The explosion of big data promises potential breakthroughs in disease treatments, but, just as in the development of new drugs, scientists and clinicians must exercise caution in how they apply algorithms and other technologies, according to a CU Anschutz panel of experts.
The discussion on “What’s on the Horizon of Artificial Intelligence (AI) and Health Care?” kicked off this year’s series of Transforming Health Care lectures at the CU Anschutz Medical Campus. About 80 people attended the session in Krugman Conference Hall on Wednesday. The panel was made up of Lawrence Hunter, PhD, director of the Computational Bioscience Program in the CU School of Medicine (SOM); Foster Goss, DO, clinical informaticist and assistant professor of Emergency Medicine; and Clay Smith, MD, director of the Blood Disorders and Cell Therapies Center at University of Colorado Hospital and associate chief, Division of Hematology, SOM.
Hunter outlined examples of how machine-learning systems are used in health care. The outcomes show mixed results: while some systems delivered illuminating data that helped clinicians, other instances revealed a machine’s inability to understand the nuances involved in, for example, a basic blood draw. “The goal is not to replace doctors, but to augment them — help them do a better job and spend less time doing boring stuff and more time on doing the things that really matter to patients,” he said.
Algorithmic snake oil?
Only 100 years ago, Hunter reminded the audience, “snake oil” was often passed off as “medicine.” Just as the Food and Drug Administration (FDA) certifies new medicines as safe and effective, the same process should apply to AI, he said. “These algorithms aren’t magic … It’s really important that we treat them the same way we treat all other aspects of medicine: make sure they’re safe and effective.”

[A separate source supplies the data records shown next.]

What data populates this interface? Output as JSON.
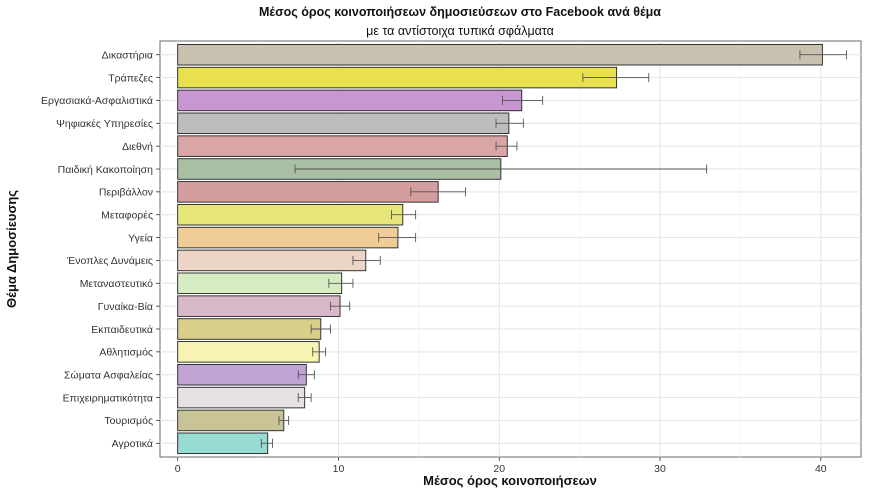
{
  "chart_data": {
    "type": "bar",
    "orientation": "horizontal",
    "title": "Μέσος όρος κοινοποιήσεων δημοσιεύσεων στο Facebook ανά θέμα",
    "subtitle": "με τα αντίστοιχα τυπικά σφάλματα",
    "xlabel": "Μέσος όρος κοινοποιήσεων",
    "ylabel": "Θέμα Δημοσίευσης",
    "xlim": [
      -1.1,
      42.5
    ],
    "xticks": [
      0,
      10,
      20,
      30,
      40
    ],
    "xtick_labels": [
      "0",
      "10",
      "20",
      "30",
      "40"
    ],
    "grid": true,
    "legend": "none",
    "bars": [
      {
        "category": "Δικαστήρια",
        "value": 40.1,
        "err_low": 38.7,
        "err_high": 41.6,
        "color": "#c9c1b0"
      },
      {
        "category": "Τράπεζες",
        "value": 27.3,
        "err_low": 25.2,
        "err_high": 29.3,
        "color": "#e8e04e"
      },
      {
        "category": "Εργασιακά-Ασφαλιστικά",
        "value": 21.4,
        "err_low": 20.2,
        "err_high": 22.7,
        "color": "#c896d0"
      },
      {
        "category": "Ψηφιακές Υπηρεσίες",
        "value": 20.6,
        "err_low": 19.8,
        "err_high": 21.5,
        "color": "#bdbdbd"
      },
      {
        "category": "Διεθνή",
        "value": 20.5,
        "err_low": 19.8,
        "err_high": 21.1,
        "color": "#d9a5a5"
      },
      {
        "category": "Παιδική Κακοποίηση",
        "value": 20.1,
        "err_low": 7.3,
        "err_high": 32.9,
        "color": "#a9bfa4"
      },
      {
        "category": "Περιβάλλον",
        "value": 16.2,
        "err_low": 14.5,
        "err_high": 17.9,
        "color": "#d49e9e"
      },
      {
        "category": "Μεταφορές",
        "value": 14.0,
        "err_low": 13.3,
        "err_high": 14.8,
        "color": "#e6e67a"
      },
      {
        "category": "Υγεία",
        "value": 13.7,
        "err_low": 12.5,
        "err_high": 14.8,
        "color": "#f0cc96"
      },
      {
        "category": "Ένοπλες Δυνάμεις",
        "value": 11.7,
        "err_low": 10.9,
        "err_high": 12.6,
        "color": "#ecd5c6"
      },
      {
        "category": "Μεταναστευτικό",
        "value": 10.2,
        "err_low": 9.4,
        "err_high": 10.9,
        "color": "#d6edc4"
      },
      {
        "category": "Γυναίκα-Βία",
        "value": 10.1,
        "err_low": 9.5,
        "err_high": 10.7,
        "color": "#d9b8ca"
      },
      {
        "category": "Εκπαιδευτικά",
        "value": 8.9,
        "err_low": 8.3,
        "err_high": 9.5,
        "color": "#d8d08a"
      },
      {
        "category": "Αθλητισμός",
        "value": 8.8,
        "err_low": 8.4,
        "err_high": 9.2,
        "color": "#f6f4b0"
      },
      {
        "category": "Σώματα Ασφαλείας",
        "value": 8.0,
        "err_low": 7.5,
        "err_high": 8.5,
        "color": "#c0a4d6"
      },
      {
        "category": "Επιχειρηματικότητα",
        "value": 7.9,
        "err_low": 7.5,
        "err_high": 8.3,
        "color": "#e5e1e4"
      },
      {
        "category": "Τουρισμός",
        "value": 6.6,
        "err_low": 6.3,
        "err_high": 6.9,
        "color": "#c8c498"
      },
      {
        "category": "Αγροτικά",
        "value": 5.6,
        "err_low": 5.2,
        "err_high": 5.9,
        "color": "#96dcd2"
      }
    ]
  }
}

Goss, a physician in the Emergency Department, has studied how the documentation demands of electronic health records (EHR), which are intended to improve patient outcomes, can actually create problems for physicians. In one case, he said, the large amount of “free text,” or unstructured data, in a patient’s EHR resulted in a clinician missing the man’s allergy to a particular drug.
In another case, speech-recognition technology — commonly used by clinicians when dictating information into an EHR — took a doctor’s “missed-her-period” comment on a patient and translated the menstrual “period” into a simple punctuation mark. So, when the patient had a complication, her subsequent physician misread the woman’s condition and prescribed a drug that’s dangerous to pregnant women.
Developing AI tools
Goss, along with colleagues, is working to develop an AI tool that can detect errors before they are entered into the electronic record. They are also working on a standardized knowledge base of allergies and reactions, which could be applied in an easily-found fashion in the EHR.
He is also working on a universal tool to help clinicians quickly identify all information in the EHR that’s relevant to a patient’s presented condition. The goal is to ensure that clinicians can make the right care decision at the right moment.
‘Medical errors are the third-leading cause of death behind heart disease and cancer. I think artificial intelligence has tremendous potential to actually improve the safety of the care we provide our patients.’ – Foster Goss, DO
“Right now, medical errors are the third-leading cause of death behind heart disease and cancer,” Goss said. “So, I think artificial intelligence has tremendous potential to actually improve the safety of the care we provide our patients.”
Meanwhile, Smith and a large team of personalized-medicine experts are researching ways to improve therapies for acute myeloid leukemia (AML), a disease that went decades without a significant advance in treatment, and other blood disorders.
Progress was recently made on a novel new therapy, fueled by combining clinical data with new information about cancer cells, and the campus continues to make great strides in other areas of personalized medicine.
“Chancellor Don Elliman and others here have had the foresight to build such an environment, a compass where we can marry this data together, and then layer on top of it the tools that allow people to analyze the data, visualize the data, and then hopefully give us quick and accurate answers,” Smith said.
Smith noted that the marriage of data and health care knowledge is a “team sport” and requires a diverse group of experts, which exists in spades at CU Anschutz. “That’s the key for all this moving forward,” he said. “This is not an electronic-record problem, it’s not a statistics problem, it’s not a doctor problem. It’s a problem that’s only going to be addressed effectively by a big team of people who have all of these disciplines and can work well together.”
The panel answered questions from the audience, including a query on ways the campus should incorporate AI training into its health care curricula. Hunter said the curricula should be agile enough to adapt to the fast-changing technological environment. As a baseline, the curricula should educate students about the errors that may occur in AI. Beyond that, he said, the curricula could offer, for interested students, a deeper dive into the theories behind AI.
“I do think there is a baseline that ought to end up in the curriculum,” Hunter said. “We don’t have that yet.”
All of the panelists agreed that, ultimately, human capabilities and machine-based technologies must be married in complementary fashion. It’s an exciting time, they said, and the health care advancements will be for the better, but they will arrive incrementally.
“When we have these cool new technologies, we have to figure out where do they actually help in medicine?” Hunter said. “Where are the places we know we could do better, and is there a technology that could help us?”